A new simulation model, MINTOX, has been developed to provide a useful tool for
predicting the behaviour of kinetic sulphide mineral oxidation within mine tailings
impoundments, and for simulating the subsequent speciation and transport of oxidation
products through the tailings and into downstream aquifers. MINTOX includes the
major reaction sequences known to control the hydrogeochemistry at many base metal
tailings sites. These processes include diffusion of oxygen into the unsaturated zone,
diffusion of oxygen into the sulphide mineral grains, sulphide mineral oxidation, acid
generation and release of iron, sulphate and heavy metals. Furthermore, the model
can simulate the advective-dispersive transport of the mobilized species, accounting
for equilibrium speciation and reactive processes including solid mineral dissolution
and precipitation.
MINTOX has been tested in both one-dimensional and two-dimensional modes against
observed field data from the Nordic Main tailings impoundment near Elliot Lake Ontario
(Wunderly et al. 1995, 1996). Simulated depth profiles of selected species, including
oxygen and pyrite content, agreed well with observed data, with discrepancies in other
phases due primarily to the assumption of local geochemical equilibrium. The
two-dimensional simulations of the Elliot Lake site showed reaction sequences and
concentration levels consistent with observed or inferred behaviour. MINTOX has also
been applied to simulate the geochemical processes occurring at the Nickel Rim
tailings impoundment and has provided new insights into processes governing acid
generation and neutralization.
Methods to control the rate of sulphide mineral oxidation, and the impact of AMD
include reducing the rate of oxygen diffusion into the tailings using a moisture-retaining
surface cover, and adding limestone to increase the buffer capacity. MINTOX has
simulated the beneficial effects of these types of remediation measures at both the
Elliot Lake and Nickel Rim sites. Simulations showed for example, that an increase in
moisture content from background levels to saturation effectively restricted the
oxidation process. Since most oxidation occurs within 10 years of deposition however,
covers appear best suited if emplaced immediately following tailings deposition.

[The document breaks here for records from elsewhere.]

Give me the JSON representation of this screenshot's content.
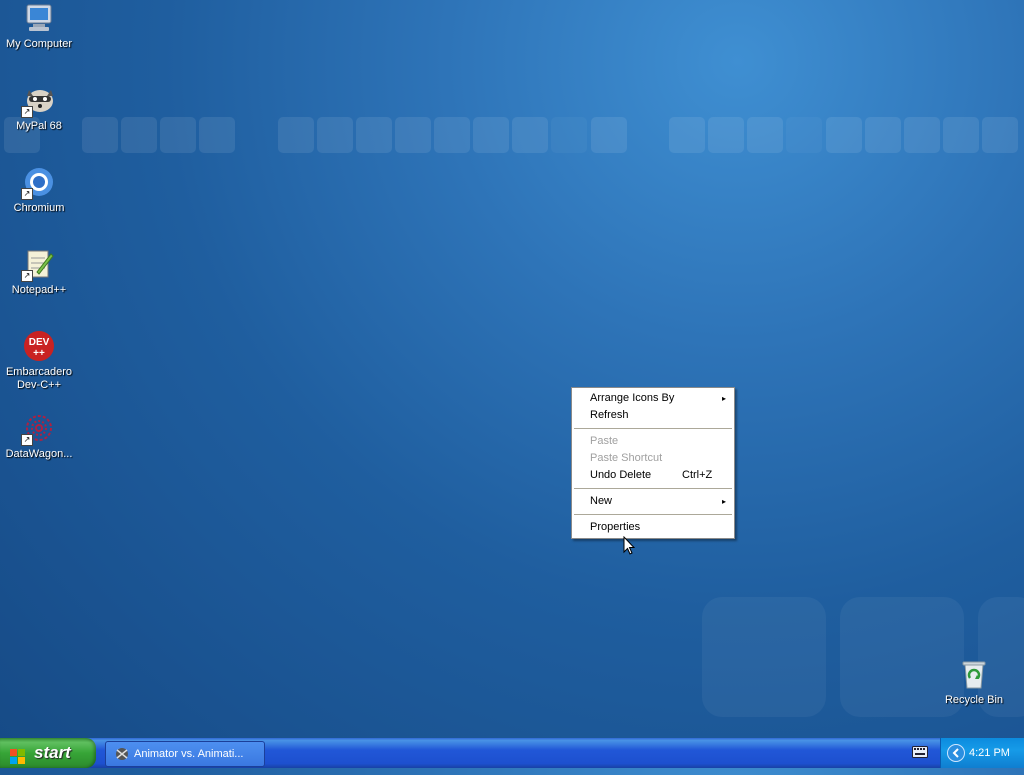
{
  "desktop": {
    "icons": [
      {
        "label": "My Computer",
        "icon": "my-computer-icon"
      },
      {
        "label": "MyPal 68",
        "icon": "mypal-raccoon-icon"
      },
      {
        "label": "Chromium",
        "icon": "chromium-icon"
      },
      {
        "label": "Notepad++",
        "icon": "notepad-plus-plus-icon"
      },
      {
        "label": "Embarcadero Dev-C++",
        "icon": "dev-cpp-icon",
        "badge": "DEV",
        "badge2": "++"
      },
      {
        "label": "DataWagon...",
        "icon": "datawagon-icon"
      },
      {
        "label": "Recycle Bin",
        "icon": "recycle-bin-icon"
      }
    ]
  },
  "context_menu": {
    "items": [
      {
        "label": "Arrange Icons By",
        "submenu": true,
        "enabled": true
      },
      {
        "label": "Refresh",
        "enabled": true
      },
      {
        "label": "Paste",
        "enabled": false
      },
      {
        "label": "Paste Shortcut",
        "enabled": false
      },
      {
        "label": "Undo Delete",
        "accelerator": "Ctrl+Z",
        "enabled": true
      },
      {
        "label": "New",
        "submenu": true,
        "enabled": true
      },
      {
        "label": "Properties",
        "enabled": true
      }
    ],
    "submenu_arrow": "▸"
  },
  "taskbar": {
    "start_label": "start",
    "tasks": [
      {
        "label": "Animator vs. Animati..."
      }
    ],
    "clock": "4:21 PM",
    "colors": {
      "taskbar": "#245edb",
      "start": "#3c9a3c",
      "tray": "#0f8bdf"
    }
  }
}
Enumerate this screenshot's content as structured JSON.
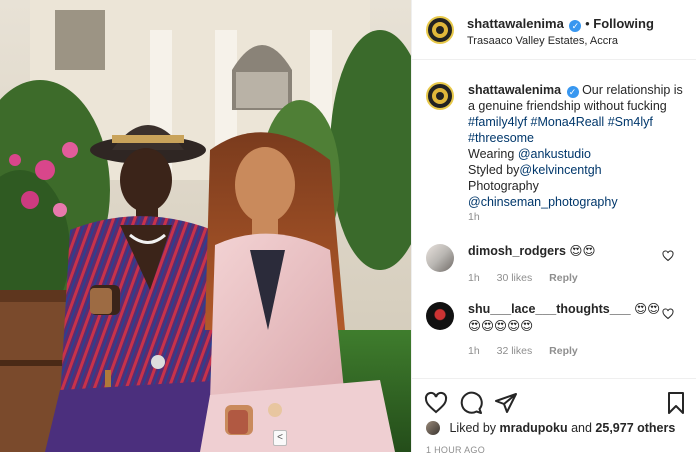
{
  "post": {
    "username": "shattawalenima",
    "follow_separator": "•",
    "follow_label": "Following",
    "location": "Trasaaco Valley Estates, Accra"
  },
  "caption": {
    "username": "shattawalenima",
    "text": "Our relationship is a genuine friendship without fucking",
    "hashtags": [
      "#family4lyf",
      "#Mona4Reall",
      "#Sm4lyf",
      "#threesome"
    ],
    "wearing_label": "Wearing",
    "wearing_tag": "@ankustudio",
    "styled_label": "Styled by",
    "styled_tag": "@kelvincentgh",
    "photo_label": "Photography",
    "photo_tag": "@chinseman_photography",
    "time": "1h"
  },
  "comments": [
    {
      "username": "dimosh_rodgers",
      "text": "😍😍",
      "time": "1h",
      "likes": "30 likes",
      "reply": "Reply"
    },
    {
      "username": "shu___lace___thoughts___",
      "text": "😍😍",
      "text2": "😍😍😍😍😍",
      "time": "1h",
      "likes": "32 likes",
      "reply": "Reply"
    }
  ],
  "liked_by": {
    "prefix": "Liked by",
    "user": "mradupoku",
    "and": "and",
    "others": "25,977 others"
  },
  "timestamp": "1 HOUR AGO",
  "edge_tab": "<",
  "colors": {
    "link": "#00376b",
    "verified": "#3897f0",
    "muted": "#8e8e8e",
    "text": "#262626"
  },
  "icons": {
    "like": "heart-icon",
    "comment": "comment-icon",
    "share": "share-icon",
    "save": "bookmark-icon",
    "verified": "verified-badge-icon"
  }
}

Additional simulations for both the Elliot Lake and Nickel Rim sites were completed to
address the effects of adding limestone to the tailings. At Elliot Lake, the results
showed significant reductions in heavy metal concentrations as higher pH favours the
precipitation of minerals which removes the aqueous species from solution. At Nickel
Rim, higher pH and sulphate concentrations were also observed.
A 1D sensitivity analysis based on the Nickel Rim site showed significant variation with
diffusion coefficients, fraction of sulphide mineral, initial grain size, and carbonate
buffer mineralogy. The simulations suggested a need for determining the influence of
spatial variation of physical and chemical properties on AMD evolution, and
incorporating uncertainty in the interpretation of results.